Sink Your Shucks™ Oyster Recycling Program wins Coastal Stewardship award
CORPUS CHRISTI, Texas — Sink Your ShucksTM will be honored with a community conservation award from the Coastal Bend Bays Foundation (CBBF). The oyster recycling program, which gets community volunteers involved in the restoration of acres of lost reef habitat, is operated by the Harte Research Institute for Gulf of Mexico Studies and the Texas A&M University-Corpus Christi College of Science and Engineering.
CBBF announced the winners for their 15th Annual Conservation and Environmental Stewardship Awards this week, and winners will be honored at the group's annual banquet Dec. 7 at American Bank Center. CBBF’s Awards Program recognizes and honors outstanding Coastal Bend citizens, educators, businesses, governing bodies and other entities. The winners were chosen based on their significant contributions in the areas of habitat conservation, enhancement, protection, restoration or preservation of the Coastal Bend’s precious natural resources, or in educating the region’s youth and adults about the importance and value of their natural surroundings.
The Sink your ShucksTM program founders, HRI Chief Operating Officer Gail Sutton, TAMUCC Associate Professor of Marine Biology Dr. Jennifer Pollack, and HRI Endowed Chair for Ecosystems and Modeling Dr. Paul Montagna are being honored for their efforts to get the community involved in coastal conservation.
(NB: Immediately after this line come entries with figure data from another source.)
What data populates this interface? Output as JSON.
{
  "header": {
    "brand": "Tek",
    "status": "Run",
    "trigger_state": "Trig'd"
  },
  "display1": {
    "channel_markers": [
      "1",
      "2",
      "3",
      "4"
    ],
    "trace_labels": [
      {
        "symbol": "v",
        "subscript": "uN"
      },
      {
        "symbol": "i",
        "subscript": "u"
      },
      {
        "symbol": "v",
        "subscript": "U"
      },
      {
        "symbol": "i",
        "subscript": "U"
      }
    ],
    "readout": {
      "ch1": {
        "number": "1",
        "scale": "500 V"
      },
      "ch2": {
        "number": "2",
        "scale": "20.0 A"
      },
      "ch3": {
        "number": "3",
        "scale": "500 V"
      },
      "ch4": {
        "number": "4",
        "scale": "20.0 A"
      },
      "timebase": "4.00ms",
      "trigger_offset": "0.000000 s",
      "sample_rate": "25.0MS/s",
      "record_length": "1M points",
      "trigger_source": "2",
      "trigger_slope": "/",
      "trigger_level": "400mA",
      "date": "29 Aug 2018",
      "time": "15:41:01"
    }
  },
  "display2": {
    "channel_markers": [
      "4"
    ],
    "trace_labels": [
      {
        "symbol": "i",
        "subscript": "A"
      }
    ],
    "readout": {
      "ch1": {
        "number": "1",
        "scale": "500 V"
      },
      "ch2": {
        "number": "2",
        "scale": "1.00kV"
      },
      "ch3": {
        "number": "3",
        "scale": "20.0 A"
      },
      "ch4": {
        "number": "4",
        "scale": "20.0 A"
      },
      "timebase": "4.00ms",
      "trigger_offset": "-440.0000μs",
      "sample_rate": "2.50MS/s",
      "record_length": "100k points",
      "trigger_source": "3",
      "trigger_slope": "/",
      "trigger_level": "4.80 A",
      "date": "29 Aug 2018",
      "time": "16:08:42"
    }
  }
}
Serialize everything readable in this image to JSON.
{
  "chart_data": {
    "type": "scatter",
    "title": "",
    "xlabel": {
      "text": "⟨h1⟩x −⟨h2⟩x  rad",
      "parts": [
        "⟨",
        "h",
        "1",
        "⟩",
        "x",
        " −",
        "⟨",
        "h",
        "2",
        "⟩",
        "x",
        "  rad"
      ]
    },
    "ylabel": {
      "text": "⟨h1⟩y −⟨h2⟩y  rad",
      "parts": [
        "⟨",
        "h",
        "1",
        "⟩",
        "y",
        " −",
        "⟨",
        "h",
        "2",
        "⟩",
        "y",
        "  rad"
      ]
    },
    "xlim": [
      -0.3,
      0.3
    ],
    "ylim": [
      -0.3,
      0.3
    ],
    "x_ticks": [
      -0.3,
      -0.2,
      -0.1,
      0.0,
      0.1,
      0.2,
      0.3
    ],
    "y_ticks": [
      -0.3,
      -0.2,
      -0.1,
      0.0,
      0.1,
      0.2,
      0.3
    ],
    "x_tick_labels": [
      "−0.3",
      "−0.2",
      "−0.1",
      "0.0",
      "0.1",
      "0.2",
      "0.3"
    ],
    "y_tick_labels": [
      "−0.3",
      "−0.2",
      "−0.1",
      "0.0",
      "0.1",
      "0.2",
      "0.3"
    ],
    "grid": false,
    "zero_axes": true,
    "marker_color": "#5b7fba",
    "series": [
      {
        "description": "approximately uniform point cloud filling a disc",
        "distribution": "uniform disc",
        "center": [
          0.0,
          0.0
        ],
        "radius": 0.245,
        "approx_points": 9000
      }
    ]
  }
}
The oyster recycling program, founded in 2009, was the first in Texas that reclaims oyster shells from restaurants and returns them to our local waters, providing the base structures necessary to form new reefs and habitat for fish, crabs and other organisms. With the help of volunteers, Sink Your ShucksTM has restored about 14 acres of oyster reef in the Copano and Aransas Bays. Last year, the program celebrated its millionth pound of oyster shell rescued from the landfill to be repurposed as productive estuary habitat.
The program got its biggest test in August, when Category 4 Hurricane Harvey passed directly over the program's newly constructed St. Charles Bay Oyster Reef and Shoreline Stabilization project near Rockport. The 2,000 linear foot reef had just been installed as a living shoreline along the Big Tree unit in Goose Island State Park in late July, but miraculously, the restored reef was left completely intact. There was even a thin layer of oyster larvae, new growth called a “spat,” visible on the reef. Scientists continue to study the impacts of the hurricane on that project.